Выбрать главу

Нашим любимым преподавателем на первом курсе был доцент (он был «только» доцент) по аналитической геометрии Милинский. Он умел сочетать ясность и понятливость изложения с глубиной. Мы знали, что он находится в немилости и не получает профессуры не из-за недостатка квалификации, а по политическим причинам. Говорили, что он когда-то побывал в Англии и некоторое время сохранял переписку с каким-то английским математиком. Теперь это расцениваюсь как «криминальные» контакты с заграницей. Высшую алгебру читал проф. Фаддеев, к которому мы относились нейтрально.

Вокруг проф. Фихтенгольца я впервые услышала разговоры, которые касались «еврейского вопроса», если можно так выразиться. В Пскове эта проблема нас никак не задевала. Евреев в городе было мало, никакой неприязни к тем, которых мы знали, мы не встречали. Ни у нас в семье, ни среди наших знакомых не было антисемитов, и этот вопрос вообще не обсуждался. Здесь же мы, студенты, скоро заметили, что Фихтенгольц пользуется привилегиями, отличными от других профессоров. Так, например, только ему подавали машину от университета, хотя он был крепким 60-летним человеком с легкой пружинистой походкой. А старику Гюнтеру, слабому, тщедушному, сгорбленному, 74-летнему крупному математику, читавшему на старших курсах, приходилось мучиться в переполненных трамваях и троллейбусах. Слабость Фихтенгольца как ученого мы уже скоро начали ощущать, и злые языки говорили, что ему дали профессуру только потому, что многие его ученики уже были профессорами. И тем не менее откуда-то шло неуловимое давление и на студентов, что к этому профессору должно быть особое отношение, его следовало особо почитать и в конце каждого курса преподносить не просто букет, а огромную корзину с цветами. И вот начались разговоры, что его так ублажают только потому, что он – еврей.

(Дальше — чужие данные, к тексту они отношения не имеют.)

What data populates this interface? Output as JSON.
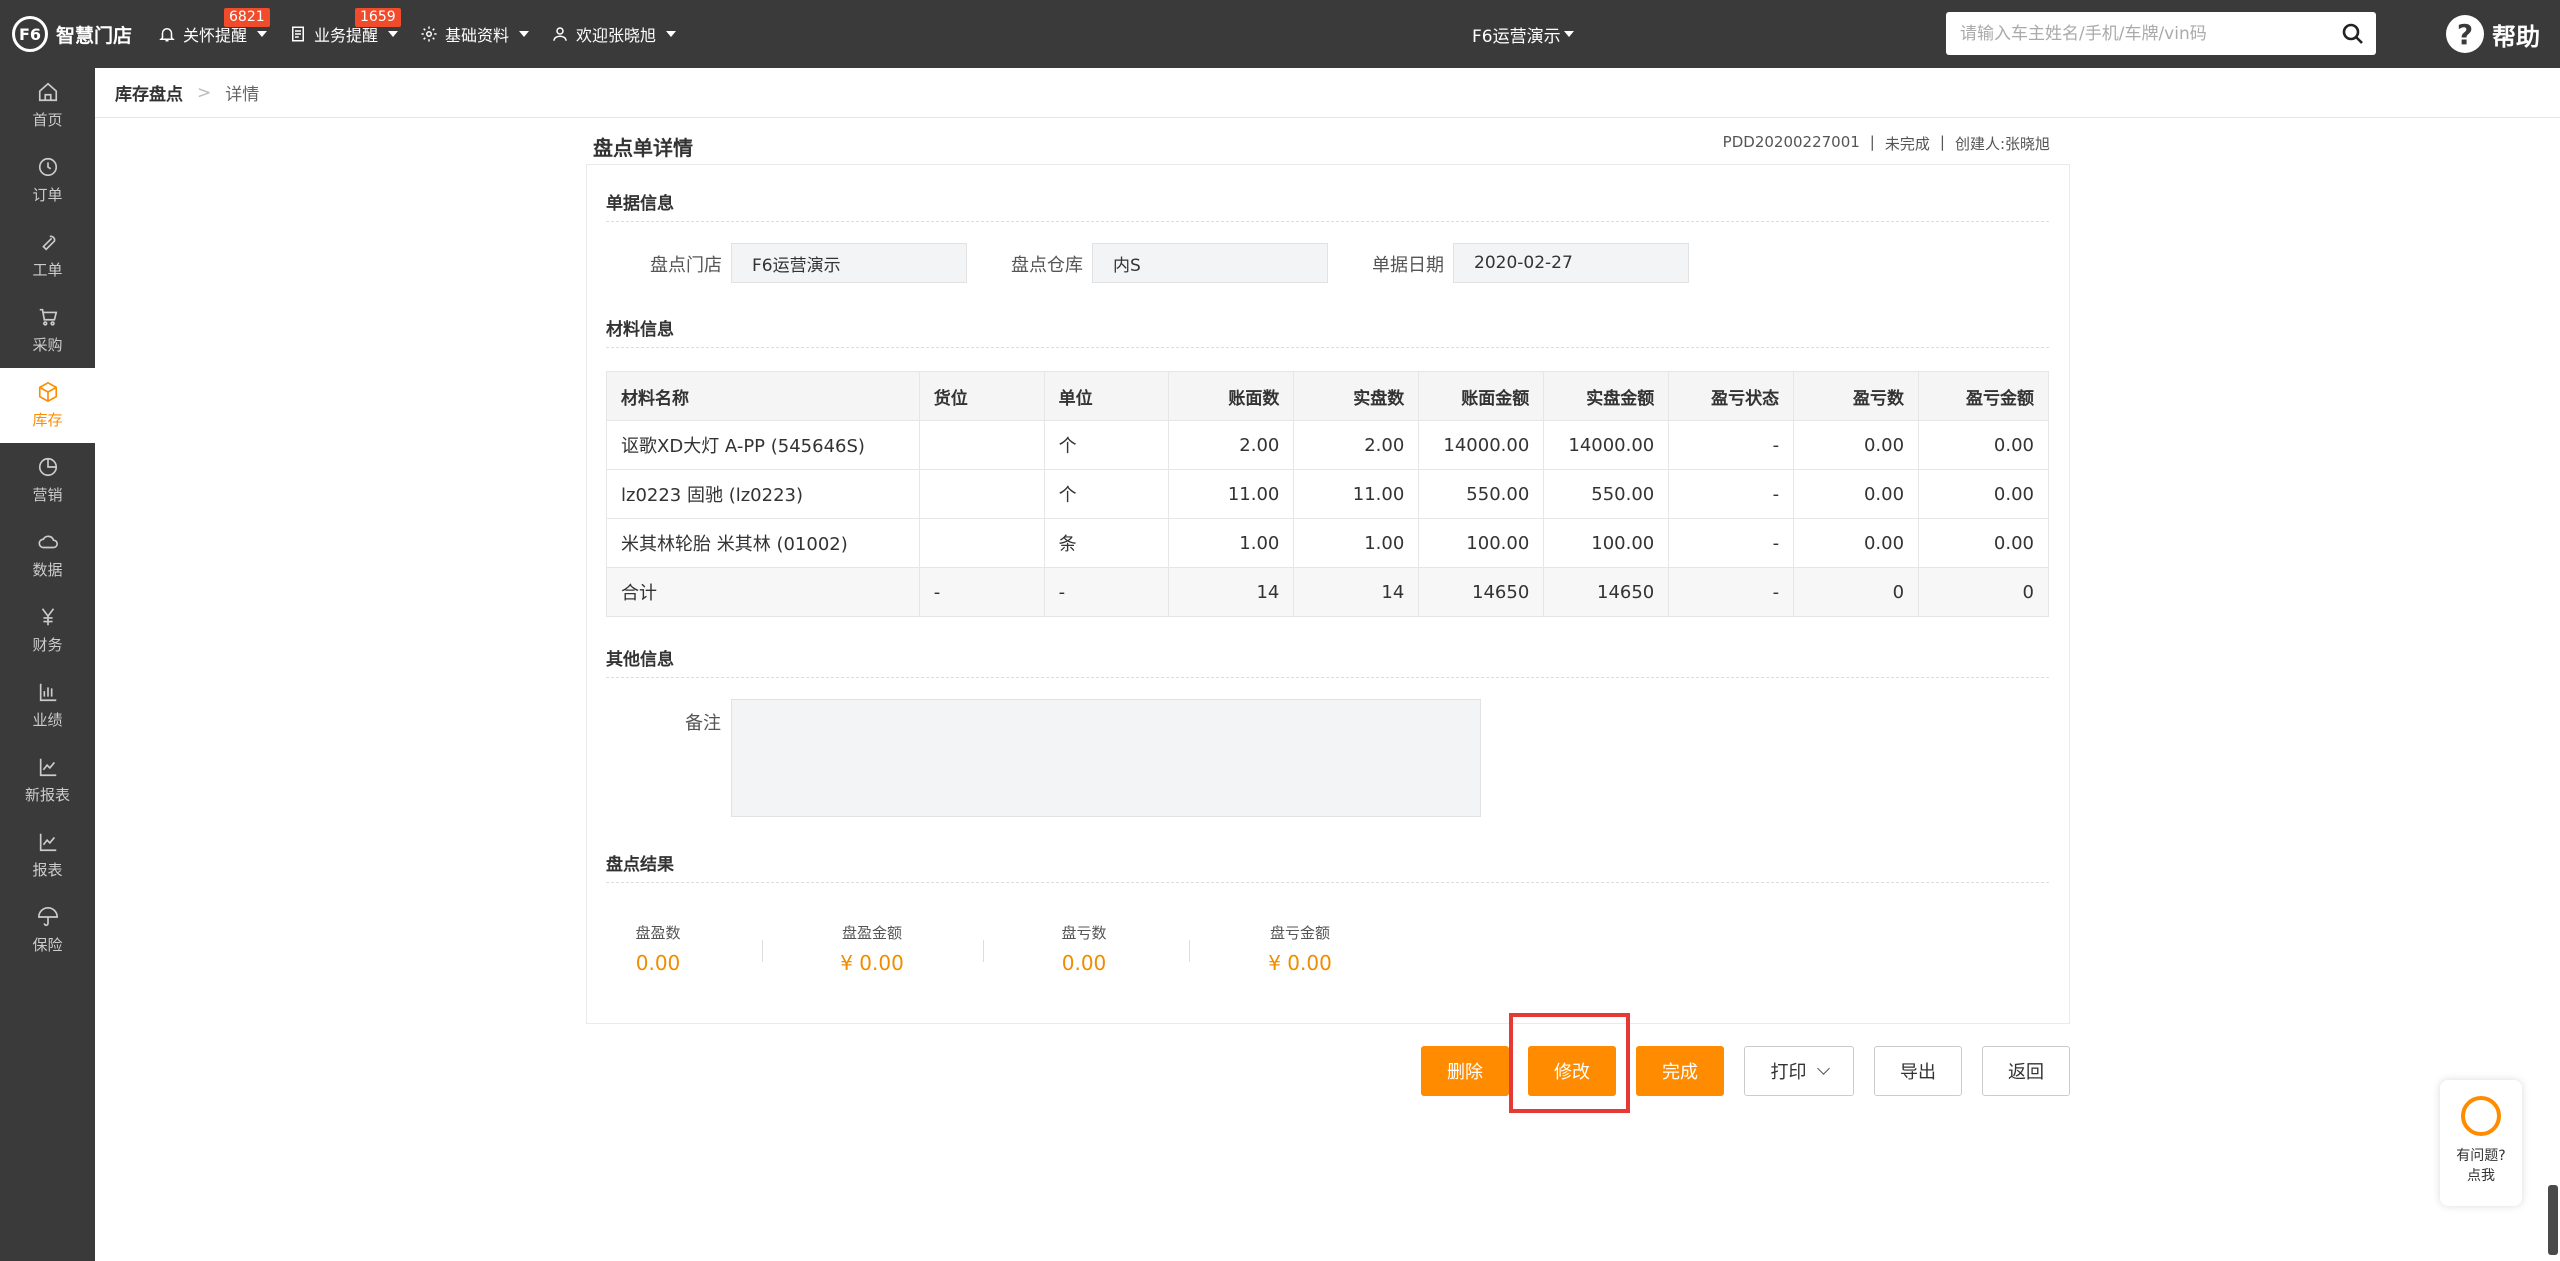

Эта версия, однако, не выдерживала критического анализа. Канторович был тоже еврей, но, несмотря на то, что он в такие молодые годы получил кафедру, его скорее затирали, и те же невидимые течения настраивали не в его пользу. Между прочим, мне никогда не пришлось слышать разговоры, что Канторович так рано стал профессором, потому что он – еврей. Его гениальность чувствовалась слишком ясно. Забегая немного вперед, скажу, что мы отдали дань навязываемой нам с какой-то стороны традиции и поднесли в конце курса Фихтенгольцу эту самую огромную корзину цветов, принятую им как должное с высокомерной покровительственно. Но, видимо, моя судьба была попадать в строптивое общество, так как мы сознательно и подчеркнуто сделали то, как мы знали, не делал ни один курс: мы поднесли Милинскому не цветы, а нечто более существенное – прекрасный портфель с гравированной дощечкой и к нему золотую ручку. Стоило это довольно дорого, но на нашем курсе было 250 человек, и мы сумели собрать необходимую сумму. Мы видели, с каким стареньким, потрепанным портфельчиков приходил Милинский на лекции. Кончу рассказ о подношениях: в конце второго курса мы также строптиво поднесли цветы, хотя и не корзину, а только большой букет, Канторовичу, которому тоже студенты еще ничего не подносили. Он ужасно смутился, покраснел как маленький мальчик, заикаясь благодарил и не знал, как ему нести этот букет, потом опустил его и вышел, махая им, как веником. Но мы не обиделись, слишком ясно было, что это произошло не от пренебрежения к нашему подношению, а из большого смущения.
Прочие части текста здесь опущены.